Selected high points concerning these data are:
- Birth Defect Cases and Case Rates
In the years 2012 and 2013, there were 11,357 and 11,852 cases of birth defects reported for children under one year of age, respectively. The 2012-2013 average rate was about 1,025 cases per 10,000 resident live births. For the same children born during 2012, there were an additional 819 cases reported for children of two years of age. In other words, for infants born in 2012, there were 1,080 birth defects per 10,000 resident live births, an increase of 11% from 2010. Between 2004 to 2013, the ten-year average prevalence rate for two-year olds based upon reported cases was about 977 per 10,000 live births. (See Birth Defects Cases and Case Rates.)
- Infant Death Rates
In 2013, infants born with a birth defect were 4 times more likely to die than other infants. The infant death rate for children born in 2013 with a reportable birth defect was 28.3 per 1,000, but the overall infant death rate was 7.2 per 1,000 resident infants born in Michigan during the same year. Birth defect rates were higher between 2011-2013 than the rates between 2008-2010, but the rate of infant deaths born with birth defects declined. (See Mortality Rates Among Children.)
- Mortality Risk
A higher mortality risk can be expected for children with birth defects well beyond the first year of life. The cumulative mortality rate for resident children under 2 years of age born during 2012 was 7.6 per 1,000. Children born during 2012 with a birth defect had a cumulative mortality rate of 27.4 per 1,000 by the end of the second year of life. The mortality rate differential remains high throughout early childhood. For deaths under the age of 18 years, the experience of children born in 1996 indicates death rates of 61.0 per 1,000 for children with birth defects and 12.5 per 1,000 for children generally. The significantly higher mortality rate for children with birth defects underscores the seriousness of these conditions. (See Cumulative Mortality Among Children.)
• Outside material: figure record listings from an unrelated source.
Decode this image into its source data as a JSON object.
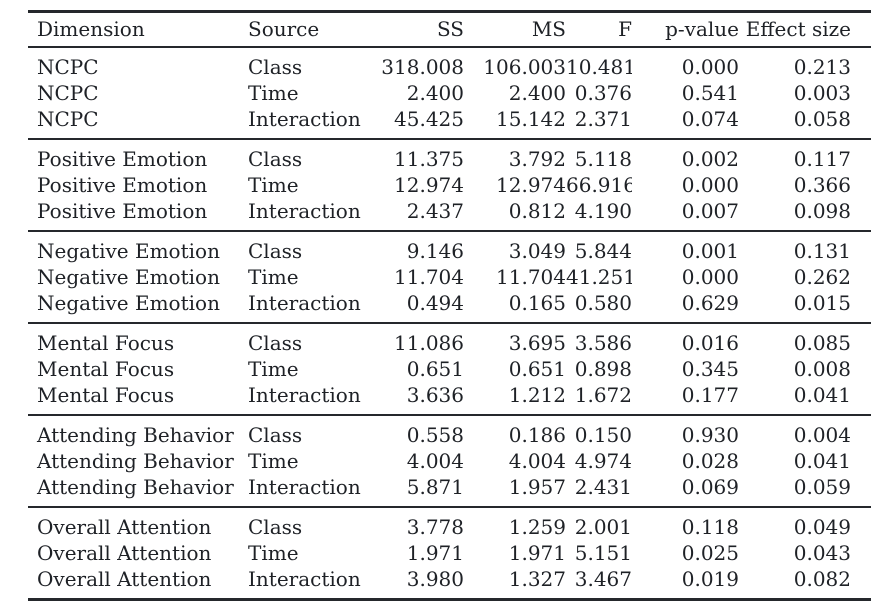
{
  "page": {
    "kind": "paper-table",
    "description": "Repeated-measures ANOVA results table (LaTeX booktabs style)"
  },
  "colors": {
    "background": "#ffffff",
    "text": "#1e2126",
    "rule": "#25282c"
  },
  "table": {
    "columns": [
      {
        "key": "dimension",
        "label": "Dimension",
        "align": "left"
      },
      {
        "key": "source",
        "label": "Source",
        "align": "left"
      },
      {
        "key": "ss",
        "label": "SS",
        "align": "right"
      },
      {
        "key": "ms",
        "label": "MS",
        "align": "right"
      },
      {
        "key": "f",
        "label": "F",
        "align": "right"
      },
      {
        "key": "p_value",
        "label": "p-value",
        "align": "right"
      },
      {
        "key": "effect_size",
        "label": "Effect size",
        "align": "right"
      }
    ],
    "groups": [
      {
        "dimension": "NCPC",
        "rows": [
          [
            "NCPC",
            "Class",
            "318.008",
            "106.003",
            "10.481",
            "0.000",
            "0.213"
          ],
          [
            "NCPC",
            "Time",
            "2.400",
            "2.400",
            "0.376",
            "0.541",
            "0.003"
          ],
          [
            "NCPC",
            "Interaction",
            "45.425",
            "15.142",
            "2.371",
            "0.074",
            "0.058"
          ]
        ]
      },
      {
        "dimension": "Positive Emotion",
        "rows": [
          [
            "Positive Emotion",
            "Class",
            "11.375",
            "3.792",
            "5.118",
            "0.002",
            "0.117"
          ],
          [
            "Positive Emotion",
            "Time",
            "12.974",
            "12.974",
            "66.916",
            "0.000",
            "0.366"
          ],
          [
            "Positive Emotion",
            "Interaction",
            "2.437",
            "0.812",
            "4.190",
            "0.007",
            "0.098"
          ]
        ]
      },
      {
        "dimension": "Negative Emotion",
        "rows": [
          [
            "Negative Emotion",
            "Class",
            "9.146",
            "3.049",
            "5.844",
            "0.001",
            "0.131"
          ],
          [
            "Negative Emotion",
            "Time",
            "11.704",
            "11.704",
            "41.251",
            "0.000",
            "0.262"
          ],
          [
            "Negative Emotion",
            "Interaction",
            "0.494",
            "0.165",
            "0.580",
            "0.629",
            "0.015"
          ]
        ]
      },
      {
        "dimension": "Mental Focus",
        "rows": [
          [
            "Mental Focus",
            "Class",
            "11.086",
            "3.695",
            "3.586",
            "0.016",
            "0.085"
          ],
          [
            "Mental Focus",
            "Time",
            "0.651",
            "0.651",
            "0.898",
            "0.345",
            "0.008"
          ],
          [
            "Mental Focus",
            "Interaction",
            "3.636",
            "1.212",
            "1.672",
            "0.177",
            "0.041"
          ]
        ]
      },
      {
        "dimension": "Attending Behavior",
        "rows": [
          [
            "Attending Behavior",
            "Class",
            "0.558",
            "0.186",
            "0.150",
            "0.930",
            "0.004"
          ],
          [
            "Attending Behavior",
            "Time",
            "4.004",
            "4.004",
            "4.974",
            "0.028",
            "0.041"
          ],
          [
            "Attending Behavior",
            "Interaction",
            "5.871",
            "1.957",
            "2.431",
            "0.069",
            "0.059"
          ]
        ]
      },
      {
        "dimension": "Overall Attention",
        "rows": [
          [
            "Overall Attention",
            "Class",
            "3.778",
            "1.259",
            "2.001",
            "0.118",
            "0.049"
          ],
          [
            "Overall Attention",
            "Time",
            "1.971",
            "1.971",
            "5.151",
            "0.025",
            "0.043"
          ],
          [
            "Overall Attention",
            "Interaction",
            "3.980",
            "1.327",
            "3.467",
            "0.019",
            "0.082"
          ]
        ]
      }
    ]
  }
}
- Birth Defects By Diagnostic
The three most common diagnostic categories reported in 2013 were musculoskeletal system defects (2,281 cases), heart and circulatory system defects (1,878 cases) and anomalies of the genital and urinary systems (1,499 cases). (See Birth Defects by Diagnostic Code Group by Birth Year.)
With regard to mortality, the number of deaths between 2011-2013 for children with heart and circulatory anomalies was 311, about 3 times that of other leading causes of birth defect related deaths. Infant mortality rates were highest for the chromosomal anomalies (110.7 per 1,000 born with the defect) and for central nervous system anomalies (80.2 per 1,000), based upon mortality among the 2011-2013 birth cohorts. (See Infant Deaths to Michigan Children with Reported Birth Defects and Mortality Rates.) Mortality rates averaged over six years allow for the stable estimates of birth defect death rates by detailed diagnositic code groups. Birth defects mortality were highest for certain rare congenital anomalies: Trisomy 13 (Patau Syndrome) was 700 per 1,000; Trisomy 18 (Edward Syndrome) was 489.6 per 1,000; and Anencephalus was 571.4 per 1,000. (See Mortality Rates of Michigan Children with Reported Birth Defects by Detailed Diagnostic Code Group.)
Tables describing detailed condition information also include numbers.
three potential sources of error in these data, especially at the county level:
- Data are based on passive reporting which means it is the responsibility of facilities to identify and report cases of birth defects. Not all facilities report cases as completely and timely as would be the ideal.
- Some facilities report children with a birth defect that is later "ruled out" resulting in an over count of the actual number of cases.
- Children diagnosed and treated in facilities in other states may be missed which will significantly affect the completeness of data for Michiganís border counties.